Where else to begin, but at the beginning:
The first shot is a close-up of a seemingly-ordinary tiny bug, at whom the main character — played by Eva Melander — marvels. Initially, this creepy-crawler acts as a fitting introduction to Melander’s peaceful soul. Though their looks may scare the ignorant, they’re both undeniably kind, sensitive, and good-hearted; Melander’s carefully delicate handling of this innocent insect suggests as much.
From there, a large portion of her arc is dedicated to her gradual realization of how callously she’s actually been treated her whole life by humans. Imagine if she had simply squashed the mite because, like, ew, it’s a beastie — that’s how she’s been mistreated by homo sapiens, only because she looks different than their society’s perceived norms.
The troll who opens her eyes to this revelation — played by Eero Milonoff — basically represents members of an oppressed group who believe that justice entails the equal oppression of their oppressors. Before his arrival, she internalized the external hatred of her surroundings; instead of wrapping her head around the inconsolable fact that the system might be rigged against her, she instead convinces herself that she must deserve how the system chews her up and spits her out.
Instead of allowing her to wallow in this lack of self-worth, Milonoff compels her to explore concepts as varied as assimilation, reparations, retribution, revenge, restorative justice, forgiveness, hope, progress, the possibility of unity, and even its questionable merits.
And yet, like with many mentors, she eventually becomes privy to the fact that he doesn’t walk his talk. His words may sound idealistic, but his political fervor has led him to commit crimes that she cannot abide. In deciding whether to turn him over to the proper authorities, she must weigh fidelity to her own kind against fidelity to her own moral code. Even though he’s helped her more than humans ever have, she still feels a responsibility to stop his reign of terror, even if the only way to do so is to rely on the institutional power of her human oppressors.
Ultimately, she falls on the side of absolute punishment. Just because humans were wrong to demonize anyone different than them does not justify not being diligent in rooting out the actual demons in her own ranks, even if the root of such demonic behavior is understandable. No one should harbor blind trust for those we perceive as like us, and blind disgust of those we deem as unlike us.
When Milonoff finds himself cornered on a ship by the aforementioned authorities, he flings himself off the boat, handcuffed, plunging into the unpredictable abyss of the pitch-black raging ocean. Instead of being taken literally captive by his longtime metaphorical captors, he decides that he’s better off braving the waves than being in the hands of a species who’ve brutalized him for so long. This choices echoes Killmonger’s last line in this year’s Black Panther, which delves into similar themes: “Bury me in the ocean with my ancestors that jumped from ships, because they knew death was better than bondage.”
As much as we may want to take her betrayal of him as a sign of the attainability of peaceful coexistence, Milonoff’s departure leaves Melander alone once more. She removes herself from society, living in miserable destitution.

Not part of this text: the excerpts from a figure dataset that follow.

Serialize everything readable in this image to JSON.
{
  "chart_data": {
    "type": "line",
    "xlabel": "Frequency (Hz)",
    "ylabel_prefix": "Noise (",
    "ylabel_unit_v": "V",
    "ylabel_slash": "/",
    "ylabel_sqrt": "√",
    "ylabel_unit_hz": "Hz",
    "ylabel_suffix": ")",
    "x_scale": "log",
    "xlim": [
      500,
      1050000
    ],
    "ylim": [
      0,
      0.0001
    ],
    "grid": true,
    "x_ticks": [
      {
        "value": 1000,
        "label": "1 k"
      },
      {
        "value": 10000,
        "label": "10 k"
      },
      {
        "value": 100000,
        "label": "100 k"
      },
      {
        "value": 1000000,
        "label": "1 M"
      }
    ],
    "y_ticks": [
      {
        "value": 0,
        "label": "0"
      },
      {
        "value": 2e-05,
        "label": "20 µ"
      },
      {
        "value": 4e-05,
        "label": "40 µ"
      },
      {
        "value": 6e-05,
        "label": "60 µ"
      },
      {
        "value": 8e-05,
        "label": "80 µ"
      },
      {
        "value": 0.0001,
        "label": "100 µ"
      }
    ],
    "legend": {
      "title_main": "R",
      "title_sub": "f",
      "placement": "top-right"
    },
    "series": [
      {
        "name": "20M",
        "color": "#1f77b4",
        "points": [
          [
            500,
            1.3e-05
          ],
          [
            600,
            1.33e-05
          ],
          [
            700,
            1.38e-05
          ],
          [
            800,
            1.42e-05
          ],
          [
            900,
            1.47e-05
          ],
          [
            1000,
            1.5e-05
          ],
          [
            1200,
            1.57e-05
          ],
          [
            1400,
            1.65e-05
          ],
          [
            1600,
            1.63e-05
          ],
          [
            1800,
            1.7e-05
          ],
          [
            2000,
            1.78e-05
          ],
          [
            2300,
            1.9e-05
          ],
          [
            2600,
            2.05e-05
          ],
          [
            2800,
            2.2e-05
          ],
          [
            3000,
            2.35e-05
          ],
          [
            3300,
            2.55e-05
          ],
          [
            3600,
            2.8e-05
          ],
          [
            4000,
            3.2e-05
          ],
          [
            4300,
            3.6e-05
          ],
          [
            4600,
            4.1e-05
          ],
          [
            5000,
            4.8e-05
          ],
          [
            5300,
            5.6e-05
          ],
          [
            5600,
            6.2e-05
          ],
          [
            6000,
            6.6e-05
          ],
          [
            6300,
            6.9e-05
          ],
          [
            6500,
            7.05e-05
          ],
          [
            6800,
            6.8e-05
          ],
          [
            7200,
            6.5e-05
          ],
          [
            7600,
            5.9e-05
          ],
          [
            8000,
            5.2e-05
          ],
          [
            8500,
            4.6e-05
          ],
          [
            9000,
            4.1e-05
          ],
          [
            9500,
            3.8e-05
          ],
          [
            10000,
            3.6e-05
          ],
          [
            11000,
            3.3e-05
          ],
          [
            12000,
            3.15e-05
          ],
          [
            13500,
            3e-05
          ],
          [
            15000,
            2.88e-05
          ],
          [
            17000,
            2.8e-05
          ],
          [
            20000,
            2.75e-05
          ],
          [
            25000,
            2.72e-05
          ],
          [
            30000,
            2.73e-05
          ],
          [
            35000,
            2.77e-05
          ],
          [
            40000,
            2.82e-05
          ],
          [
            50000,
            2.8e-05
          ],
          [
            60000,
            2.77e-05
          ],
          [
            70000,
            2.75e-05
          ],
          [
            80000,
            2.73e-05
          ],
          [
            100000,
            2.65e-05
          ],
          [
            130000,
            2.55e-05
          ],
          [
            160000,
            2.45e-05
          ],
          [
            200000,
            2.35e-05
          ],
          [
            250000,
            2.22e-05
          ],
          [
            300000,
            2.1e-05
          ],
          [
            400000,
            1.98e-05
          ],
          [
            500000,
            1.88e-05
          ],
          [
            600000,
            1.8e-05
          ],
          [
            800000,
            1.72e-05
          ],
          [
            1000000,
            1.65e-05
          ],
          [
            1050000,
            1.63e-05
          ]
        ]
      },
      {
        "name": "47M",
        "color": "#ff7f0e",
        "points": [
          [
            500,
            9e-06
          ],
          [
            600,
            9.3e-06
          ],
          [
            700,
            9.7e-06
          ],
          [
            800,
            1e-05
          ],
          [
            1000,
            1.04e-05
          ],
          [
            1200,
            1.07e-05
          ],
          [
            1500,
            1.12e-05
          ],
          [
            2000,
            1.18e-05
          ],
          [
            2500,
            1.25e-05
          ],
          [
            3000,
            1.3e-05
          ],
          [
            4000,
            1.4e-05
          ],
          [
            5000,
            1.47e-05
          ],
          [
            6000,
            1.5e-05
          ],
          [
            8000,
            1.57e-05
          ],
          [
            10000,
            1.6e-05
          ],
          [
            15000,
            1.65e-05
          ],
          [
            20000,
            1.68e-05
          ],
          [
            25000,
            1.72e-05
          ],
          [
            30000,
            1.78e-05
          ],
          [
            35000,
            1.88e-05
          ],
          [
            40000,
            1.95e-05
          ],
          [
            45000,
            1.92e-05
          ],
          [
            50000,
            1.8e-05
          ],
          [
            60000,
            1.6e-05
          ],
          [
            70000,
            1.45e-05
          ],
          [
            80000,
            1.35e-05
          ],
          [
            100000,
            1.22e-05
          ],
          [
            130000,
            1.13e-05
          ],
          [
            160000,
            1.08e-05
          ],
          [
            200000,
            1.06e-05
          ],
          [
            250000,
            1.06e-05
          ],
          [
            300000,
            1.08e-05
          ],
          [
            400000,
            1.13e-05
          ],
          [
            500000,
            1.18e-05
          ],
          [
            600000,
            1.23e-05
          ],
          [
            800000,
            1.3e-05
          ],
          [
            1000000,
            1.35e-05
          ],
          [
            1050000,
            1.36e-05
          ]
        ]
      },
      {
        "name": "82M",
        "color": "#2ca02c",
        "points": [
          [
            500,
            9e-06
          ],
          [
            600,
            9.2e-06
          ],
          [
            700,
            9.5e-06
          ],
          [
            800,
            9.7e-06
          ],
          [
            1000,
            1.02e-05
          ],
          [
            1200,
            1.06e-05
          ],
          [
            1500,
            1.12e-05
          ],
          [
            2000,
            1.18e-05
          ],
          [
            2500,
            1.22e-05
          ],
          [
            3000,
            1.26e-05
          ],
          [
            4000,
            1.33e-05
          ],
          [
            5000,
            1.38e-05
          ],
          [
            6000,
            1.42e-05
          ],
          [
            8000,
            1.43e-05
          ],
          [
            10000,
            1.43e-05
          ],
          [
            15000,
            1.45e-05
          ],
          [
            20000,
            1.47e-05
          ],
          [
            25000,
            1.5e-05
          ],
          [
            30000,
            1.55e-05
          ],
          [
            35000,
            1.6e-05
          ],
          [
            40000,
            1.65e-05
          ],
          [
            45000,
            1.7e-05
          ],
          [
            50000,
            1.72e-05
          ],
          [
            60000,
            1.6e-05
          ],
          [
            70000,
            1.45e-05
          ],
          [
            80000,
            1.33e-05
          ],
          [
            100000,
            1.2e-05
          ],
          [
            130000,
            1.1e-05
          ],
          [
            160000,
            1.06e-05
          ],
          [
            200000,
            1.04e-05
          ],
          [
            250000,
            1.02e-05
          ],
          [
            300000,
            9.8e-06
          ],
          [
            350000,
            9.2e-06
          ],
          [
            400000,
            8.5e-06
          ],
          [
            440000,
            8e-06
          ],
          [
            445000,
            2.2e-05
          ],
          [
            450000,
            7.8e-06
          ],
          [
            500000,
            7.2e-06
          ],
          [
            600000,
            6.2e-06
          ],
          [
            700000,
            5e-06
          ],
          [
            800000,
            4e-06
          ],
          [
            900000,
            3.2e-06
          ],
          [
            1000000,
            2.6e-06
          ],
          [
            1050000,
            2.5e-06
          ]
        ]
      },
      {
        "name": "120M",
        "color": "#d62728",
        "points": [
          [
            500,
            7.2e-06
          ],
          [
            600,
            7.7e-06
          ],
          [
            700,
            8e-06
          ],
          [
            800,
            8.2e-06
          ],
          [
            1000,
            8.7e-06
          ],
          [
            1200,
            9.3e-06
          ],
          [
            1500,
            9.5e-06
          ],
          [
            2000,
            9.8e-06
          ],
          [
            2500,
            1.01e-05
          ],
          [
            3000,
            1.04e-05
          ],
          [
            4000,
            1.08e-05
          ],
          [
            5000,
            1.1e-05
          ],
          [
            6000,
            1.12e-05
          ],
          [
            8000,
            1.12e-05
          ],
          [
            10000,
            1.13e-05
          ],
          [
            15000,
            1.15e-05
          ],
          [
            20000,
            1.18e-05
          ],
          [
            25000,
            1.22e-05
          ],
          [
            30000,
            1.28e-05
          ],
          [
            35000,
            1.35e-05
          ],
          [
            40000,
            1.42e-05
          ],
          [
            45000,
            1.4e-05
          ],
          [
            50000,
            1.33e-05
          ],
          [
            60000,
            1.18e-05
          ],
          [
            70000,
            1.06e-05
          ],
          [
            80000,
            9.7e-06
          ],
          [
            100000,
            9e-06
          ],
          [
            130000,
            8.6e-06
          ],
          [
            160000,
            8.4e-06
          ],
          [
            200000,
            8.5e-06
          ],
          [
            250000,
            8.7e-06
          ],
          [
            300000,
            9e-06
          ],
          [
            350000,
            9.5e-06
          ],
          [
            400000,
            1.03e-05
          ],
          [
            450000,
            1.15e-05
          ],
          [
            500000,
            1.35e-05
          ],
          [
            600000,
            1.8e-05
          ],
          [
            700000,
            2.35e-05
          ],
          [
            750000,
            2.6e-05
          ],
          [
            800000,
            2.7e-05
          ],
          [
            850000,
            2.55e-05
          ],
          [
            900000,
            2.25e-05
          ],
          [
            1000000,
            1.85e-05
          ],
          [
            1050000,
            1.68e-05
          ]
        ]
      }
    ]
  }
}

Months later, she receives a package in the mail: her child (in Border‘s supernatural mythology, male trolls are the ones who birth offspring). Her baby-daddy clearly survived, and based on the postcard, he found the mysterious group of activist trolls trolling the Finnish countryside discussed earlier in the film. Will she join them? The prospect definitely adds color to her muted face, but do they share his militant rage? Is rejecting such violence more important than finding a community for her new family? Would she be able to finally find a home amongst her own people, even if their approach to life is so antithetical to her own spiritual nature? Or maybe she can redirect their anger into forging a more productive relationship with man-and-womankind?
And how do these questions change in the face of the new life in her hands? Will she raise a more humane sort of troll, capable of living happily amongst those who once hated them, without letting their hate turn into self-hatred? Or is isolation the only path to peace? What happens when her grown-up toddler wants to leave the nest? One troll cannot possibly change how the entire planet will handle the fruit of her labor. And does she want to deprive this innocent soul of the sort of companionship she could not foster for herself? But if they refuse to denounce Milonoff’s rhetoric, that’s no environment for a kid to be brought up in…
Before answering these unanswerable questions, she must first take care of this crying infant. Only one thing quiets this newborn: eating the bug from the very first shot of the movie. This slyly clever bookend brings up even more questions as the credits roll:
Is it animal nature to eat each other? To divide and conquer? Will it always be us vs. them, and not all of us can survive? And if we don’t claw our way to the top of the food chain, are we more likely to be culinary fodder for others? Is life truly zero-sum?
Border is a testament to how thoughtfully-calibrated bookends can communicate just as much as the cinematic books themselves.